By Nichole A. Cavallaro


It’s extremely important to be mindful of the mental health and wellness of women in service — veterans, first responders, elected officials, journalists. They see things, hear things, feel things, smell things that many of us may not have been exposed to. To be fair, those experiences also affect medical and mental health professionals, law enforcement officers, public service and state employees, among many more. Due to the amount of trauma I tend to see and hear in my work, it is extremely vital that working women get the help and support they need when they are feeling stressed from their jobs, social expectations and personal life. This is when that infamous term self-care comes out! For some, self-care is a mere “to do” or an indulgent or pleasant experience. For most women (and I’m willing to be my money on this), we don’t take the time to give ourselves that self-care. But I’m going to cut to the chase and give you some tools that are indicative of many of roles as first responders.

  • If possible, limit your time working alone by trying to work in teams. It’s never a sign of weakness to ask for help or assistance. The bonds that are created through times of crisis with a shared interest in saving others is irreplaceable.
  • Responders experience stress during a crisis. When stress builds up it can cause:
    • Burnout — feelings of extreme exhaustion and being overwhelmed.
    • Secondary traumatic stress — stress reactions and symptoms resulting from exposure to another individual’s traumatic experiences, rather than from exposure directly to a traumatic event.
  • Coping techniques like taking breaks, eating healthy foods, exercising and using the buddy system can help prevent and reduce burnout and secondary traumatic stress. Recognize the signs of both of these conditions in yourself and other responders to be sure those who need a break or need help can address these needs.
  • Responder self-care techniques:
    • Limit working hours to no longer than 12-hour shifts.
    • Work in teams and limit amount of time working alone.
    • Write in a journal.
    • Talk to family, friends, supervisors, and teammates about your feelings and experiences.
    • Practice breathing and relaxation techniques.
    • Maintain a healthy diet and get adequate sleep and exercise.
    • Know that it is okay to draw boundaries and say “no.”
    • Avoid or limit caffeine and use of alcohol.
  • It is important to remind yourself:
    • It is not selfish to take breaks
    • The needs of survivors are not more important than your own needs and well-being — and this is because you are not helping anyone if you can’t take care of yourself.
    • Working all of the time does not mean you will make your best contribution.
    • There are other people who can help in the response.
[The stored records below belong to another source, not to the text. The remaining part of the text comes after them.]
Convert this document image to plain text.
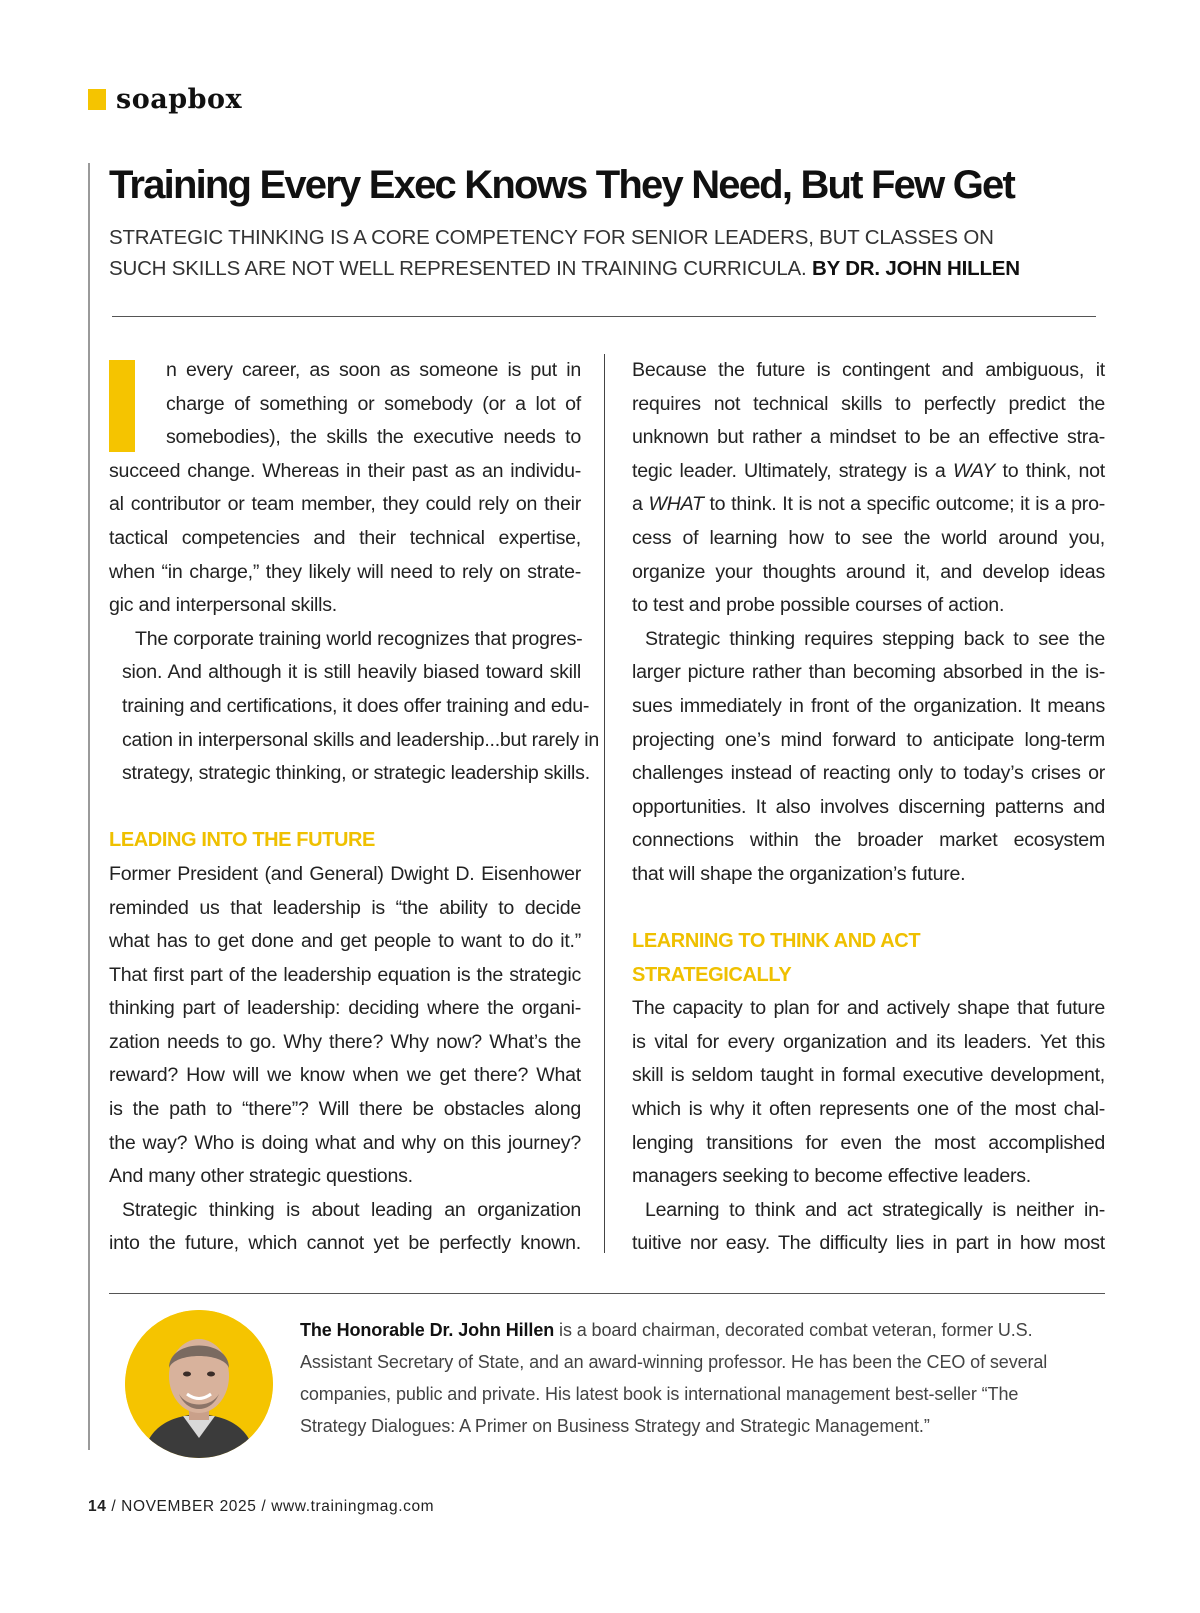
soapbox
Training Every Exec Knows They Need, But Few Get
STRATEGIC THINKING IS A CORE COMPETENCY FOR SENIOR LEADERS, BUT CLASSES ON
SUCH SKILLS ARE NOT WELL REPRESENTED IN TRAINING CURRICULA. BY DR. JOHN HILLEN

n every career, as soon as someone is put in
charge of something or somebody (or a lot of
somebodies), the skills the executive needs to
succeed change. Whereas in their past as an individu-
al contributor or team member, they could rely on their
tactical competencies and their technical expertise,
when “in charge,” they likely will need to rely on strate-
gic and interpersonal skills.

The corporate training world recognizes that progres-
sion. And although it is still heavily biased toward skill
training and certifications, it does offer training and edu-
cation in interpersonal skills and leadership...but rarely in
strategy, strategic thinking, or strategic leadership skills.

LEADING INTO THE FUTURE

Former President (and General) Dwight D. Eisenhower
reminded us that leadership is “the ability to decide
what has to get done and get people to want to do it.”
That first part of the leadership equation is the strategic
thinking part of leadership: deciding where the organi-
zation needs to go. Why there? Why now? What’s the
reward? How will we know when we get there? What
is the path to “there”? Will there be obstacles along
the way? Who is doing what and why on this journey?
And many other strategic questions.

Strategic thinking is about leading an organization
into the future, which cannot yet be perfectly known.

Because the future is contingent and ambiguous, it
requires not technical skills to perfectly predict the
unknown but rather a mindset to be an effective stra-
tegic leader. Ultimately, strategy is a WAY to think, not
a WHAT to think. It is not a specific outcome; it is a pro-
cess of learning how to see the world around you,
organize your thoughts around it, and develop ideas
to test and probe possible courses of action.

Strategic thinking requires stepping back to see the
larger picture rather than becoming absorbed in the is-
sues immediately in front of the organization. It means
projecting one’s mind forward to anticipate long-term
challenges instead of reacting only to today’s crises or
opportunities. It also involves discerning patterns and
connections within the broader market ecosystem
that will shape the organization’s future.

LEARNING TO THINK AND ACT
STRATEGICALLY

The capacity to plan for and actively shape that future
is vital for every organization and its leaders. Yet this
skill is seldom taught in formal executive development,
which is why it often represents one of the most chal-
lenging transitions for even the most accomplished
managers seeking to become effective leaders.

Learning to think and act strategically is neither in-
tuitive nor easy. The difficulty lies in part in how most

The Honorable Dr. John Hillen is a board chairman, decorated combat veteran, former U.S.
Assistant Secretary of State, and an award-winning professor. He has been the CEO of several
companies, public and private. His latest book is international management best-seller “The
Strategy Dialogues: A Primer on Business Strategy and Strategic Management.”
14 / NOVEMBER 2025 / www.trainingmag.com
Responding to disasters or crisis can be both rewarding and stressful. Being mindful that you have stress and coping with it as you respond will help you stay balanced, and this will allow you to keep helping those who are affected. It is also to take care of yourself if you have a family at home that you return to. Your mental health and wellness are vital to them as well as yourself, as you are basically on the front lines. Be gentle, patient and kind to yourself!